Ed allora, cosa fare? Proviamo a ipotizzare alcuni possibili interventi.

1. Investire molto di più sulla scuola, sulla cultura, sulla formazione civile e sociale dei cittadini;
2. ridurre di molto il numero dei parlamentari (si consideri che in Italia siamo 60 milioni di abitanti ed abbiamo 315 senatori e 630 deputati. In USA sono in 300 milioni ed hanno 100 senatorie 435 deputati!);
3. fare in modo che gli emolumenti di chi governa e delle assemblee legislative non siano decisi dagli stessi interessati;
4. ridurre comunque i loro emolumenti, ma non tanto da non consentire anche a chi ricco non è di partecipare attivamente alla Politica;
5. rivedere i regolamenti parlamentari, al fine di verificare la effettiva partecipazione attiva di ogni parlamentare alla vita pubblica alla quale lui stesso, volontariamente, si è dedicato, mettendo in relazione presenze, attività e remunerazione;
6. in applicazione del principio della separazione dei poteri, se un parlamentare è chiamato al governo, si dimetta dal ruolo di parlamentare;
7. limitare fortemente l’attività legislativa del Governo affinchè il Parlamento si riappropri della sua funzione.

Ceto Medio, chi era costui, scriverebbe oggi Alessandro Manzoni? Uno, nessuno, centomila, per dirla con Luigi Pirandello? Il Ceto Medio (d’ora innanzi per brevità chiamato anche CM), è stato la meta, l’obiettivo della maggior parte degli Italiani. All’inizio del secolo scorso non si aveva nulla e si aspirava ai “beni del CM”: uno stipendio fisso (le famose mille lire al mese), una casetta, il frigorifero, la TV, la Seicento, le vacanze al mare, etc. e poi via via, sempre più in su, senza sconfinare nell’area dei capitalisti. Un male? No di certo, il CM consumava e risparmiava e l’industria produceva. Ma nel frattempo il giocattolo si è rotto. Taluno dice: perché vivevamo al di sopra delle nostre possibilità. Ma chi viveva in tal modo? A nessun operaio è stata regalato il televisore, la Seicento, la casa, etc.. mentre a un certo numero di persone sono stati riservati volumi di beni e di denaro ben superiori a quanto ciascuno di questi privilegiati potesse mai consumare, stimolando quindi la produzione, etc.. Sta di fatto che il seguente mix: globalizzazione (il computer sul quale sto scrivendo è un ex IBM stato fabbricato in Cina!); concentrazione della ricchezza su poche persone, a livelli centro americani; livello insopportabile del debito pubblico; sperpero del denaro pubblico; evasione ed elusione fiscale etc., ha generato minore lavoro, maggiori tasse, minori consumi, minore produzione e così via. Da qui, la tendenziale scomparsa del CM, quindi dei consumi, quindi della produzione quindi dell’occupazione, quindi delle entrate fiscali, quindi l’impossibilità di abbattere il debito pubblico etc..

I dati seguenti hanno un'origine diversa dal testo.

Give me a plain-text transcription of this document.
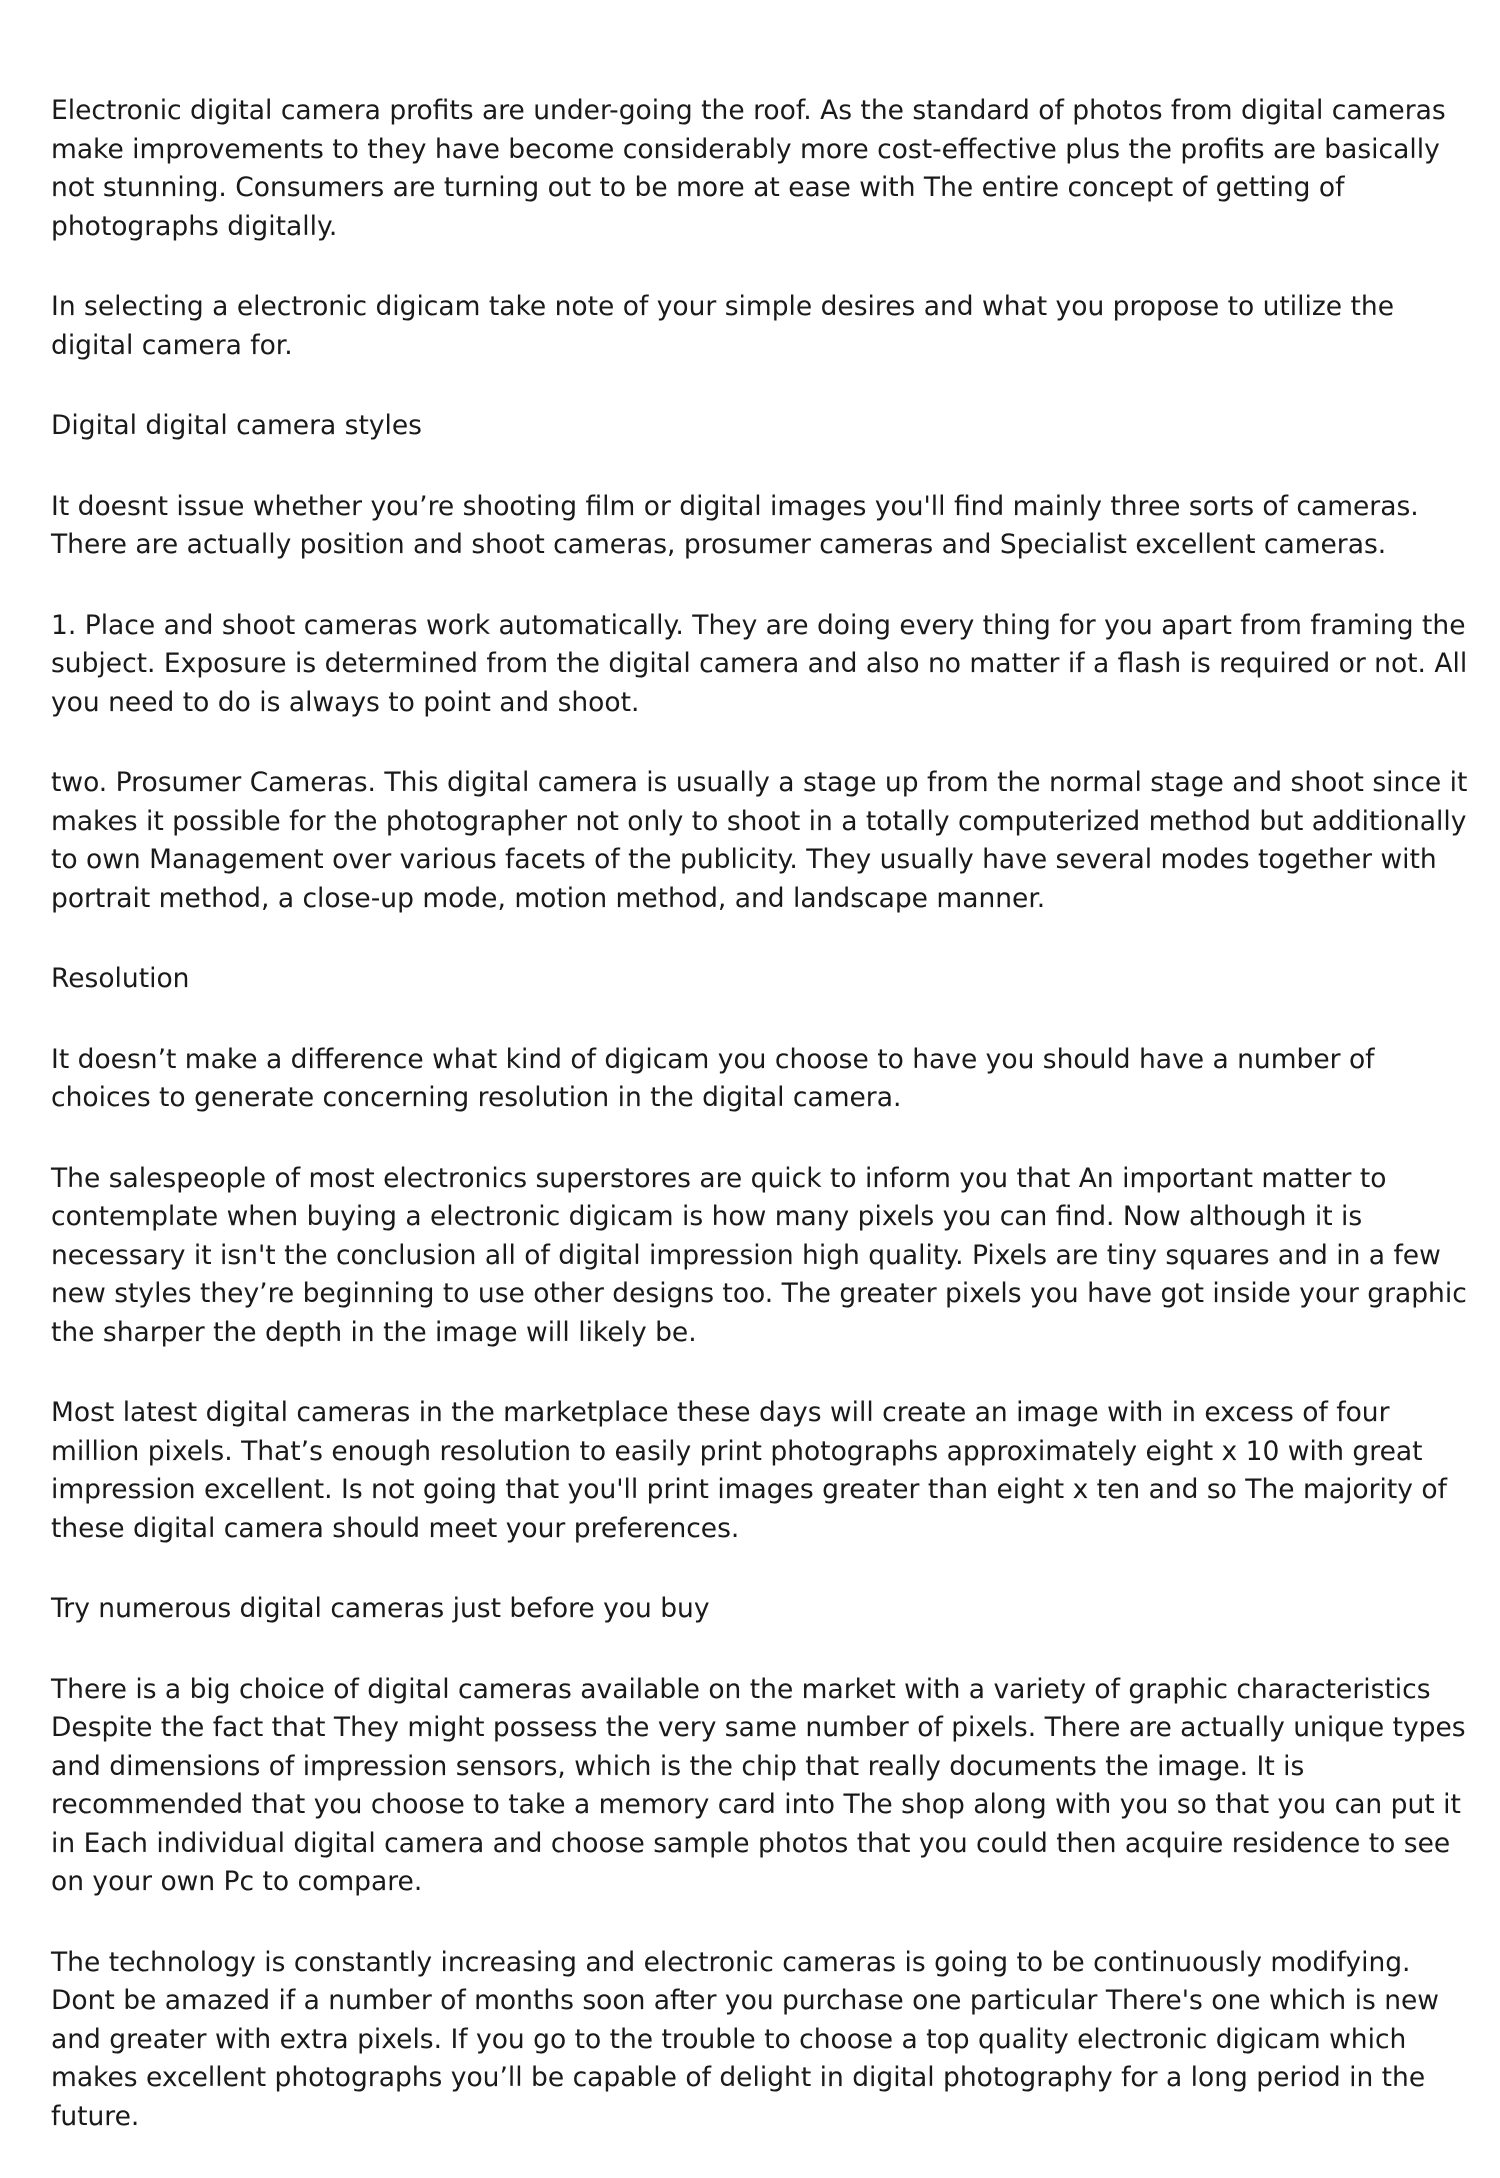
Electronic digital camera profits are under-going the roof. As the standard of photos from digital cameras make improvements to they have become considerably more cost-effective plus the profits are basically not stunning. Consumers are turning out to be more at ease with The entire concept of getting of photographs digitally.

In selecting a electronic digicam take note of your simple desires and what you propose to utilize the digital camera for.

Digital digital camera styles

It doesnt issue whether you’re shooting film or digital images you'll find mainly three sorts of cameras. There are actually position and shoot cameras, prosumer cameras and Specialist excellent cameras.

1. Place and shoot cameras work automatically. They are doing every thing for you apart from framing the subject. Exposure is determined from the digital camera and also no matter if a flash is required or not. All you need to do is always to point and shoot.

two. Prosumer Cameras. This digital camera is usually a stage up from the normal stage and shoot since it makes it possible for the photographer not only to shoot in a totally computerized method but additionally to own Management over various facets of the publicity. They usually have several modes together with portrait method, a close-up mode, motion method, and landscape manner.

Resolution

It doesn’t make a difference what kind of digicam you choose to have you should have a number of choices to generate concerning resolution in the digital camera.

The salespeople of most electronics superstores are quick to inform you that An important matter to contemplate when buying a electronic digicam is how many pixels you can find. Now although it is necessary it isn't the conclusion all of digital impression high quality. Pixels are tiny squares and in a few new styles they’re beginning to use other designs too. The greater pixels you have got inside your graphic the sharper the depth in the image will likely be.

Most latest digital cameras in the marketplace these days will create an image with in excess of four million pixels. That’s enough resolution to easily print photographs approximately eight x 10 with great impression excellent. Is not going that you'll print images greater than eight x ten and so The majority of these digital camera should meet your preferences.

Try numerous digital cameras just before you buy

There is a big choice of digital cameras available on the market with a variety of graphic characteristics Despite the fact that They might possess the very same number of pixels. There are actually unique types and dimensions of impression sensors, which is the chip that really documents the image. It is recommended that you choose to take a memory card into The shop along with you so that you can put it in Each individual digital camera and choose sample photos that you could then acquire residence to see on your own Pc to compare.

The technology is constantly increasing and electronic cameras is going to be continuously modifying. Dont be amazed if a number of months soon after you purchase one particular There's one which is new and greater with extra pixels. If you go to the trouble to choose a top quality electronic digicam which makes excellent photographs you’ll be capable of delight in digital photography for a long period in the future.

Che fare? Io mi permetto di suggerire: siamo tutti più curiosi, più analitici, più critici, più esigenti e rigorosi verso noi stessi e verso gli altri, più attenti alla relazione fra causa ed effetto e leggiamoci un libro: “Meno e meglio. Decrescere per progredire” di Maurizio Pallante, Bruno Mondadori Editore. Dopo che l’avremo letto, ne potremo discutere.

Altri, nel breve termine, più concretamente di me, propongono l’emissione da parte dello Stato di un prestito irredimibile con un rendimento del 5%. Cioè, chi ha un capitale invbestito in titoli di stato, lo trasforma in una rendita interessante, e quando rivuole il suo capitale, va a vendere i suoi nuovi irredimibili titoli in borsa. Lo Stato sarebbe esonerato dall’obbligo della restituzione del capitale. Di questo abbiamo già parlato in un post precedente pubblicato il 30 aprile 2102.